Yesterday, our country stood still. We lit candles. We marched. We remembered. And across this land, we whispered the names of the brave souls of 1976—young, defiant, fearless, and far too many of them, gone too soon.
Youth Day is not a celebration. It is a wound that never quite closes. It is a collective ache. A moment to sit with the ghosts of those who were gunned down for daring to demand a better future. The young people of Soweto took to the streets not because it was easy, but because it was necessary. They knew something was wrong. They felt it in their classrooms, in their language, in their spirits. And they stood up.
They died for us to live. And so I ask: Are we truly living the life they imagined? Because today, we—the youth of South Africa—are still in a fight.
We are fighting to find work in a country where almost half of us are unemployed, despite our degrees, diplomas, and dreams. We are fighting to survive gender-based violence that follows us home, walks with us at night, and haunts our WhatsApp groups.

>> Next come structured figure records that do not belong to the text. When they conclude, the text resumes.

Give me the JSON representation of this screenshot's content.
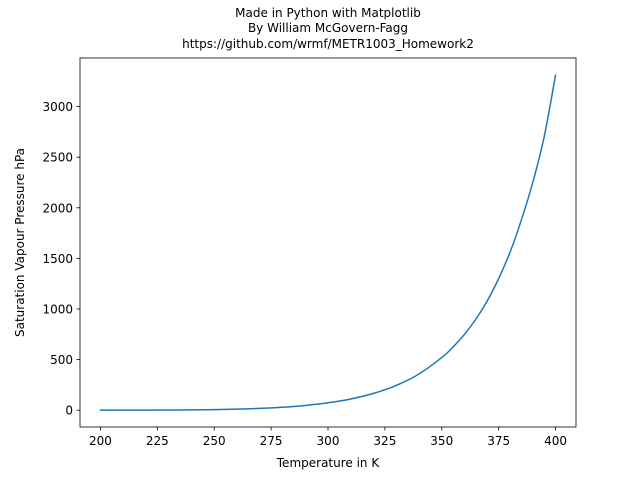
{
  "chart_data": {
    "type": "line",
    "title_lines": [
      "Made in Python with Matplotlib",
      "By William McGovern-Fagg",
      "https://github.com/wrmf/METR1003_Homework2"
    ],
    "xlabel": "Temperature in K",
    "ylabel": "Saturation Vapour Pressure hPa",
    "xlim": [
      191,
      409
    ],
    "ylim": [
      -166,
      3480
    ],
    "x_ticks": [
      200,
      225,
      250,
      275,
      300,
      325,
      350,
      375,
      400
    ],
    "y_ticks": [
      0,
      500,
      1000,
      1500,
      2000,
      2500,
      3000
    ],
    "x_tick_labels": [
      "200",
      "225",
      "250",
      "275",
      "300",
      "325",
      "350",
      "375",
      "400"
    ],
    "y_tick_labels": [
      "0",
      "500",
      "1000",
      "1500",
      "2000",
      "2500",
      "3000"
    ],
    "grid": false,
    "series": [
      {
        "color": "#1f77b4",
        "x": [
          200,
          210,
          220,
          230,
          240,
          250,
          260,
          270,
          280,
          290,
          300,
          310,
          320,
          330,
          340,
          350,
          355,
          360,
          365,
          370,
          375,
          380,
          385,
          390,
          395,
          400
        ],
        "values": [
          0.16,
          0.37,
          0.8,
          1.6,
          3.1,
          5.8,
          10.3,
          17.6,
          29.2,
          46.9,
          73.2,
          111,
          166,
          245,
          358,
          520,
          625,
          750,
          900,
          1080,
          1300,
          1560,
          1880,
          2250,
          2700,
          3310
        ]
      }
    ]
  }
}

We are fighting to breathe in a world where climate change is swallowing the homes of our grandmothers in the Eastern Cape and drowning futures in KwaZulu-Natal. We are fighting crime, hunger, depression, and the cruel silence that follows the pain no one wants to name.
We are fighting to stay alive, in a country that often acts like it can live without us.

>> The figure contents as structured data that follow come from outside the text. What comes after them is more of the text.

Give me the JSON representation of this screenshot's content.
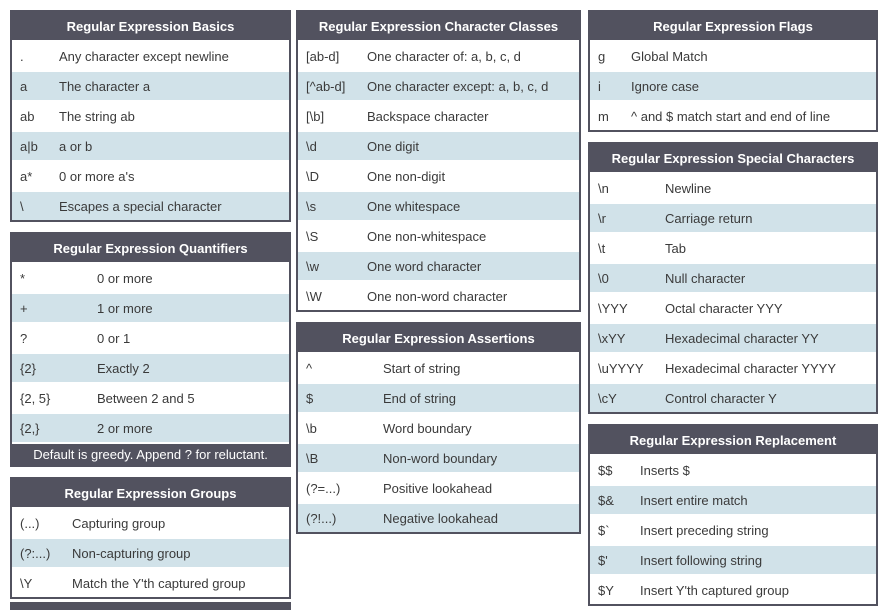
{
  "theme": {
    "page_bg": "#ffffff",
    "header_bg": "#52525f",
    "header_text": "#ffffff",
    "row_odd_bg": "#ffffff",
    "row_even_bg": "#d1e2e9",
    "cell_text": "#3a3a3a"
  },
  "tables": {
    "basics": {
      "title": "Regular Expression Basics",
      "rows": [
        {
          "pattern": ".",
          "description": "Any character except newline"
        },
        {
          "pattern": "a",
          "description": "The character a"
        },
        {
          "pattern": "ab",
          "description": "The string ab"
        },
        {
          "pattern": "a|b",
          "description": "a or b"
        },
        {
          "pattern": "a*",
          "description": "0 or more a's"
        },
        {
          "pattern": "\\",
          "description": "Escapes a special character"
        }
      ]
    },
    "quantifiers": {
      "title": "Regular Expression Quantifiers",
      "rows": [
        {
          "pattern": "*",
          "description": "0 or more"
        },
        {
          "pattern": "+",
          "description": "1 or more"
        },
        {
          "pattern": "?",
          "description": "0 or 1"
        },
        {
          "pattern": "{2}",
          "description": "Exactly 2"
        },
        {
          "pattern": "{2, 5}",
          "description": "Between 2 and 5"
        },
        {
          "pattern": "{2,}",
          "description": "2 or more"
        }
      ],
      "footer": "Default is greedy. Append ? for reluctant."
    },
    "groups": {
      "title": "Regular Expression Groups",
      "rows": [
        {
          "pattern": "(...)",
          "description": "Capturing group"
        },
        {
          "pattern": "(?:...)",
          "description": "Non-capturing group"
        },
        {
          "pattern": "\\Y",
          "description": "Match the Y'th captured group"
        }
      ]
    },
    "character_classes": {
      "title": "Regular Expression Character Classes",
      "rows": [
        {
          "pattern": "[ab-d]",
          "description": "One character of: a, b, c, d"
        },
        {
          "pattern": "[^ab-d]",
          "description": "One character except: a, b, c, d"
        },
        {
          "pattern": "[\\b]",
          "description": "Backspace character"
        },
        {
          "pattern": "\\d",
          "description": "One digit"
        },
        {
          "pattern": "\\D",
          "description": "One non-digit"
        },
        {
          "pattern": "\\s",
          "description": "One whitespace"
        },
        {
          "pattern": "\\S",
          "description": "One non-whitespace"
        },
        {
          "pattern": "\\w",
          "description": "One word character"
        },
        {
          "pattern": "\\W",
          "description": "One non-word character"
        }
      ]
    },
    "assertions": {
      "title": "Regular Expression Assertions",
      "rows": [
        {
          "pattern": "^",
          "description": "Start of string"
        },
        {
          "pattern": "$",
          "description": "End of string"
        },
        {
          "pattern": "\\b",
          "description": "Word boundary"
        },
        {
          "pattern": "\\B",
          "description": "Non-word boundary"
        },
        {
          "pattern": "(?=...)",
          "description": "Positive lookahead"
        },
        {
          "pattern": "(?!...)",
          "description": "Negative lookahead"
        }
      ]
    },
    "flags": {
      "title": "Regular Expression Flags",
      "rows": [
        {
          "pattern": "g",
          "description": "Global Match"
        },
        {
          "pattern": "i",
          "description": "Ignore case"
        },
        {
          "pattern": "m",
          "description": "^ and $ match start and end of line"
        }
      ]
    },
    "special_characters": {
      "title": "Regular Expression Special Characters",
      "rows": [
        {
          "pattern": "\\n",
          "description": "Newline"
        },
        {
          "pattern": "\\r",
          "description": "Carriage return"
        },
        {
          "pattern": "\\t",
          "description": "Tab"
        },
        {
          "pattern": "\\0",
          "description": "Null character"
        },
        {
          "pattern": "\\YYY",
          "description": "Octal character YYY"
        },
        {
          "pattern": "\\xYY",
          "description": "Hexadecimal character YY"
        },
        {
          "pattern": "\\uYYYY",
          "description": "Hexadecimal character YYYY"
        },
        {
          "pattern": "\\cY",
          "description": "Control character Y"
        }
      ]
    },
    "replacement": {
      "title": "Regular Expression Replacement",
      "rows": [
        {
          "pattern": "$$",
          "description": "Inserts $"
        },
        {
          "pattern": "$&",
          "description": "Insert entire match"
        },
        {
          "pattern": "$`",
          "description": "Insert preceding string"
        },
        {
          "pattern": "$'",
          "description": "Insert following string"
        },
        {
          "pattern": "$Y",
          "description": "Insert Y'th captured group"
        }
      ]
    }
  }
}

But there is one more battlefield that we must not neglect—and that is the fight for political power. The kind that is led by us, shaped by us, and accountable to us.
I want to speak to every young person reading this: politics is not a dirty word. It is a tool. And if we do not use it, it will be used against us. The youth of 1976 understood this. They refused to be passive recipients of oppression. They demanded a say. They gave their lives so that we could speak. So that we could vote. So that we could lead.
We must honour that legacy—not with hashtags, but with presence. With action. With our names on the ballots, our voices in the chambers, our hearts in the streets.
As we approach the 2026 local government elections, let this Youth Month be more than a moment. Let it be a movement.
Join a political party. Create your own. Organize. Mobilize. Be the leader you’ve been waiting for. Stop asking when things will change and start being the one who changes them.
We are the generation that knows too much to stay quiet. We’ve seen what corruption looks like. We’ve seen what silence costs. And we’ve seen that when young people rise, the world shifts.
The blood of 1976 is not just history—it is a calling. Let us rise. Let us stand. Let us fight for a South Africa that remembers its children—and finally, truly, protects them.
For Hector. For Hastings. For Mbuyisa. For us. In their name, we move. In their name, we vote. In their name, we lead.